Question

Investigate and Prove that the following closure properties hold for Turing machines

Theorem 7: Both the Turing-recognizable and Turing- decidable languages are closed under concatenation and star.

Answer 1

Ans.1 Turing-recognizable languages are closed under concatenation and star. this statement is true.

Prove:

Concatenation : Let K and L be two Turing recognizable languages, and let M_K and M_L denote the Turing machines that recognize K and L respectively. We construct a non-deterministic Turing machine M_KL that recognizes the language KL.

i. Non-deterministically cut input w into w₁ and w₂

ii. Run M_K on w₁. If it halts and rejects, reject.

iii. Run M_L on w₂. If it accepts, accept. If it halts and rejects, reject.

Note the difference between the Turing machines for recognizable and decidable languages. Here, we need to take care of the fact that the machines M_K and M_L need not halt.

Star : For a Turing recognizable language L, we construct a nondeterministic Turing machine M_L∗ that recognizes L^∗. The idea is similar to the decidable case.

i. On input w, non-deterministically cut w into parts w₁ w₂···w_n.

ii. Run M_L on w_i for all i. If M_L accepts all of them, accept. If M_L halts and rejects for any i, reject.

If there is a way to cut w into strings w₁ w₂···w_n such that each w_i ∈ L, then there is a computation path in M_L∗ that accepts w in a finite number of steps.

Turing-decidable languages are closed under concatenation and star. this statement is true.

Prove:

Concatenation: Let K, L be decidable languages. The concatenation of languages K and L is the language KL = {xy|x ∈ K and y ∈ L}. Since K and L are decidable languages, it follows that there exist Turing machines M_K and M_L that decide the languages K and L respectively. In order to prove that KL is decidable, we can construct a Turing machine that decides KL.

This machine, M_KL can use the machines M_K and M_L to decide if a string is in KL or not. The machine can be constructed as follows :

Consider an input string w. We need to decide if w is of the form xy for x ∈ K and y ∈ L. If this is the case, there must be a position at which we can partition w into x and y. Since there are only finitely many ways to partition the string, we can try all possibilities and accept if there is such a partition and reject otherwise. We will describe a nondeterministic Turing machine since it is easier to describe.

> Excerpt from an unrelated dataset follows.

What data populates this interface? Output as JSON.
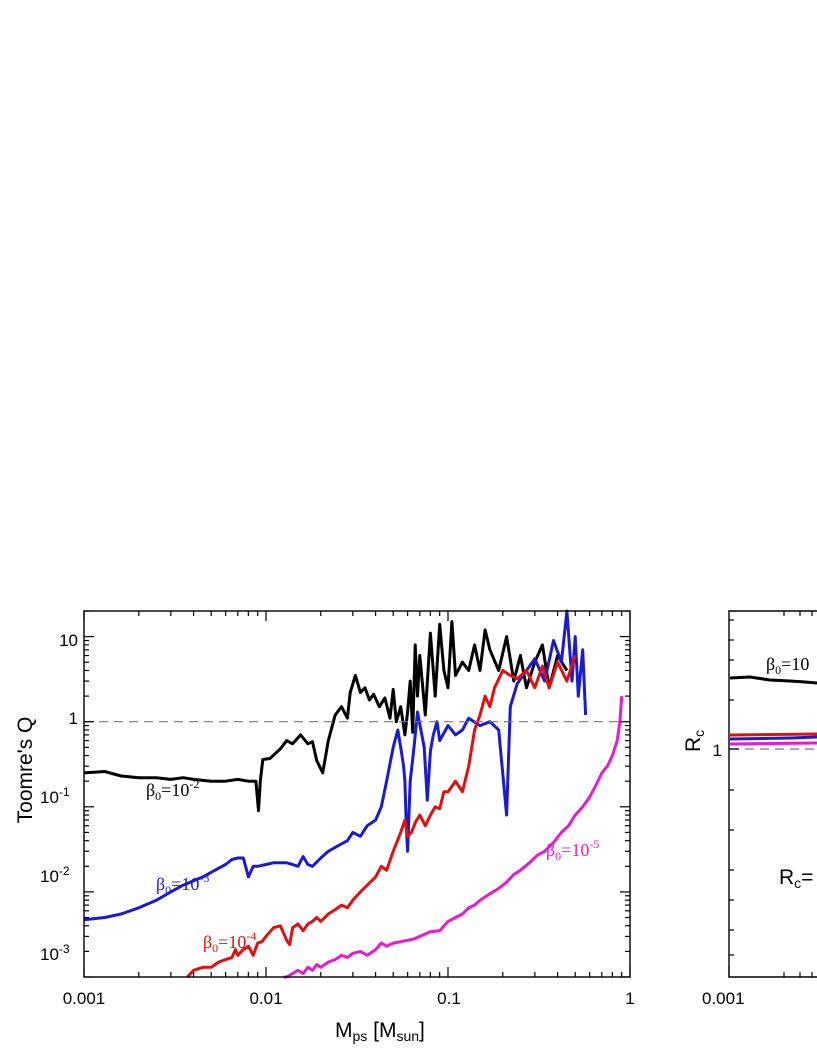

i. On input w, non-deterministically partition w into strings xy.

ii. Input x to M_K and y to y on M_L.

iii. accept if both M_K and M_L accept, else reject.

If there is an accepting computation path, then we have found a successful split and the string is in KL. If all computation paths reject, then the string is not in KL. In either case, it is easy to see that the machine M_KL halts. Thus, KL is decidable.

Star: For a language L, L^∗ = {x ∈ L∪ LL ∪ LLL ∪···}. i.e. all strings obtained by concatenating L with itself, and so on. To show that L^∗ is decidable, the idea is similar to the previous solution. We want to find cuts of the input string w, such that each of them is accepted by the Turing machine M_L that decides L. Let M_L∗ be the machine that that decides L^∗.

i. On input w : For each way to cut w into parts w₁ w₂···w_n

ii. Run M_L on w_i for i = 1,···,n.

iii. If M_L accepts each of the strings w_i accept.

iv. If all cuts have been tried without success, reject.